Andrew Faulkner: “We’ve had a big announcement with Red Bull, for their studio in Salzburg. I think they have a full house of Ross equipment, from the automation system Overdrive to Dashboard, Expressions, switchers, the cameras. That’s a big opportunity for us and we’re working very closely with Red Bull. We also had an announcement recently about a partnership with Sky Sports for Sky Sports Racing.

“Certainly we’re not as well known in broadcast in EMEA as we are in North America, but that’s changing. One of our fastest-growing areas is EMEA. We now have the office in Reading, which has a complete studio. And now we’re adding an office in White City for Piero.”

What other major trends or conversations are featuring at IBC 2019?

Andrew Faulkner: “One of the things we’re highlighting is virtualisation. People may say ‘well Ross is not IP.’ We are IP. We’re about choice.

“It’s a continuum: you’ve got those that want to go straight to IP for whatever reason, and those that want to phase in. We have hybrid IP capability, as well as still investing in SDI, so yes we are covering all bases.

“That’s not because we don’t see a clear trend in the market, it’s just that customers want different things at different stages. They’re not all innovators.

“But what we see is that the end of the rainbow for all this is virtualisation. That’s an area in which we are investing. One of the problems is doing the synchronisation and the timing, the PTP. We’ve found a way of solving that, and we have products that are approved to work with the VMware products. We’re very proud of that, and it’s something in which we will continue to invest.

“You can break things down: you don’t necessarily have to commit to a switcher, as that switcher could be a switcher for one event and a graphics engine for another event.

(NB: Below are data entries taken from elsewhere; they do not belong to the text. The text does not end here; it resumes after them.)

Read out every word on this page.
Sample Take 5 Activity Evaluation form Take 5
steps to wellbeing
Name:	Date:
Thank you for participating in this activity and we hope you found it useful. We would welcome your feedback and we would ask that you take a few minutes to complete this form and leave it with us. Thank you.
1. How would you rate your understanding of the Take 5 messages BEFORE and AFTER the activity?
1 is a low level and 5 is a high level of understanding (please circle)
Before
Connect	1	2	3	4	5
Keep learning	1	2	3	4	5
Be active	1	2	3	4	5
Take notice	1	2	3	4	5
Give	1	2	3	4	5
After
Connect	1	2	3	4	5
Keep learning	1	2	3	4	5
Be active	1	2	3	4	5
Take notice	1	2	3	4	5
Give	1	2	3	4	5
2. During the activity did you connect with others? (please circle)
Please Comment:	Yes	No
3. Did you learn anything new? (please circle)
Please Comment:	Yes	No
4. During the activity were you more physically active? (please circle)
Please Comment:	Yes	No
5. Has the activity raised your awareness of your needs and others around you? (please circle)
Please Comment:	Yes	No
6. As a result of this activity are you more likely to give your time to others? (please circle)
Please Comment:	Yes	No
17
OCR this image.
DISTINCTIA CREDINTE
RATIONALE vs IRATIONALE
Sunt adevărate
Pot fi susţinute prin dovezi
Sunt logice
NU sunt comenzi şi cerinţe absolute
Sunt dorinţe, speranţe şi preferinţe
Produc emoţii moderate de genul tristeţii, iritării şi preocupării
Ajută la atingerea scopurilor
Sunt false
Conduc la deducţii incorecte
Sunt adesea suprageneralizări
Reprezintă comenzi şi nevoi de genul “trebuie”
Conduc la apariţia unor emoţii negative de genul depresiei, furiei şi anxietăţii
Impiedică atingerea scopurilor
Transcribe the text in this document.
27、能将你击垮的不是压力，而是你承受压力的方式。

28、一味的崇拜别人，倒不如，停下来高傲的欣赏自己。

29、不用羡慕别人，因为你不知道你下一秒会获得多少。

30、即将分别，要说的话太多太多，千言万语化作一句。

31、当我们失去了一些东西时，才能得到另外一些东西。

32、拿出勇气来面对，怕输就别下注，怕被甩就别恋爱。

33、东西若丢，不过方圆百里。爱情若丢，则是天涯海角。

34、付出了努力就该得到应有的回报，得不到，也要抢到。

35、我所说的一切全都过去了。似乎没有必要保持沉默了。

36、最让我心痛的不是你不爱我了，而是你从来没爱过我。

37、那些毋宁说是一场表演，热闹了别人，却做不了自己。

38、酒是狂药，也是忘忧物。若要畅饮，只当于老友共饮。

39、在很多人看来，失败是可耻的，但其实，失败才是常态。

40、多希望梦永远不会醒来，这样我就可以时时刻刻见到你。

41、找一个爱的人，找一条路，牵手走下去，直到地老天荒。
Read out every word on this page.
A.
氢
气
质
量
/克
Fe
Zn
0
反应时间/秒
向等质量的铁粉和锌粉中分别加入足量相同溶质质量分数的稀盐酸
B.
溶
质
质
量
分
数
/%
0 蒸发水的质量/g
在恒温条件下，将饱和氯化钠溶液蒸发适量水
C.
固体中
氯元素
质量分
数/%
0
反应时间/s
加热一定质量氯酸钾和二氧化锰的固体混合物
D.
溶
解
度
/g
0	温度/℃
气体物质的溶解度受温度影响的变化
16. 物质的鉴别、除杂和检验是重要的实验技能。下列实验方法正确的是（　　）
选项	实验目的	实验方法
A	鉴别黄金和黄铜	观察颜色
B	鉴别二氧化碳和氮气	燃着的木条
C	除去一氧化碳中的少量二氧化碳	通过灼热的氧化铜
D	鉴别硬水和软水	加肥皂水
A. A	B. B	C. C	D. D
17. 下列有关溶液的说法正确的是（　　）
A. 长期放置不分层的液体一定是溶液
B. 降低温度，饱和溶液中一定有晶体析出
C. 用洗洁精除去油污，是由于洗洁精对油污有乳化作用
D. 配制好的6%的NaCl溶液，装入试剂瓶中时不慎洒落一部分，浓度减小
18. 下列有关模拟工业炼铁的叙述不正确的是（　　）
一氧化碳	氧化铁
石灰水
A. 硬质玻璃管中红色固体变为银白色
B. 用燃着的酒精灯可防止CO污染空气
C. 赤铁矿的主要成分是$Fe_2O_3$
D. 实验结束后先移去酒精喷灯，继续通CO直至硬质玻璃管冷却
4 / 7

Having it all virtualised, and not owning the equipment, changes the business model. You’re no longer selling pieces of equipment; you’re selling slots of time.

“It’s not an overnight thing. If you look at our portfolio now, we have SaaS-based models on things like Inception in the cloud and social in the cloud, so we’re already in that space. And a lot of our traditional hardware products also have software licenses. We’re in that transition – and we’re hoping it will be a smooth one,” he said.